Werner Pfeifer weiß nicht, wie viel er in das Schiff investiert hat, seit er es 1990 erwarb und umzubauen begann. Gut möglich, dass er für das Geld locker ein Haus an Land hätte bauen können. Der Liedermacher zuckt die Achseln. Das war für ihn nie eine Option. Denn er liebt ja gerade Wasser und Hafenflair, diese maritime Mischung aus Gewerbe und Wohnen. Er begeistert sich für das unmittelbare Nebeneinander der luxuriösen Schlossinsel-Domizile, Traditionsschiffe und schicken Yachten. Er liebt den Blick auf Schaufelbagger und Schuten und Schrott. Genau das bedeutet für ihn Lebensqualität.
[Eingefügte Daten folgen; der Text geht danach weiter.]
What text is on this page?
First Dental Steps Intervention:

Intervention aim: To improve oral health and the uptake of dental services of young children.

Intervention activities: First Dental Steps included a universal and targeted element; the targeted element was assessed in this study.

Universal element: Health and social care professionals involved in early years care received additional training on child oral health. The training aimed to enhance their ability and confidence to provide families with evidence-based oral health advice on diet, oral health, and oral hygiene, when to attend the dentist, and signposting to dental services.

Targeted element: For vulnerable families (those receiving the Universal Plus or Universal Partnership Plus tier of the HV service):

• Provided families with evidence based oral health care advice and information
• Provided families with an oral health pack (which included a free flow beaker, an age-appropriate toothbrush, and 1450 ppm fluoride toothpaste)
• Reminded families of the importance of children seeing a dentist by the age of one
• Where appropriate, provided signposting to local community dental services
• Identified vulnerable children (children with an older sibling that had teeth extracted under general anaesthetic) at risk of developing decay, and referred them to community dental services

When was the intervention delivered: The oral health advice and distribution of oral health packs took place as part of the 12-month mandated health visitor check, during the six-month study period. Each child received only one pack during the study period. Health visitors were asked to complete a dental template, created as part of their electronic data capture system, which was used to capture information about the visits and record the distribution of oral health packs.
Obwohl, wie er zugibt, bei Ostwind das monotone Rauschen der Autobahn 1 und bei Westwind die Rauchfahne aus dem Kohlekraftwerk Moorburg herüberwehen. Trotzdem bekommt er regelmäßig Anfragen nach Liegeplätzen an seiner Steganlage, die er abschlägig beantworten muss, weil bei ihm alles besetzt ist.

Die große Sehnsucht
Viele Menschen denken und empfinden wie Werner Pfeifer. Die Sehnsucht nach einem schwimmenden Domizil ist groß, das Angebot von Liegeflächen klein.
In Stade finden sich gerade einmal drei Wasserareale im Holzhafen, alle verpachtet und bewohnt. Es seien derzeit auch keinerlei größeren Planungen angedacht, erklärt der Stader Pressesprecher. In Buxtehude gibt es bisher gar keine Hausboote, und dabei wird es vermutlich bleiben. Zwar bestehe die Idee, aber konkrete Flächen seien bisher noch nicht benannt worden. Die Realisierung dürfte aufgrund der Widmung der unteren Este als Bundeswasserstraße auch schwierig sein, heißt es von Seiten der Verwaltung.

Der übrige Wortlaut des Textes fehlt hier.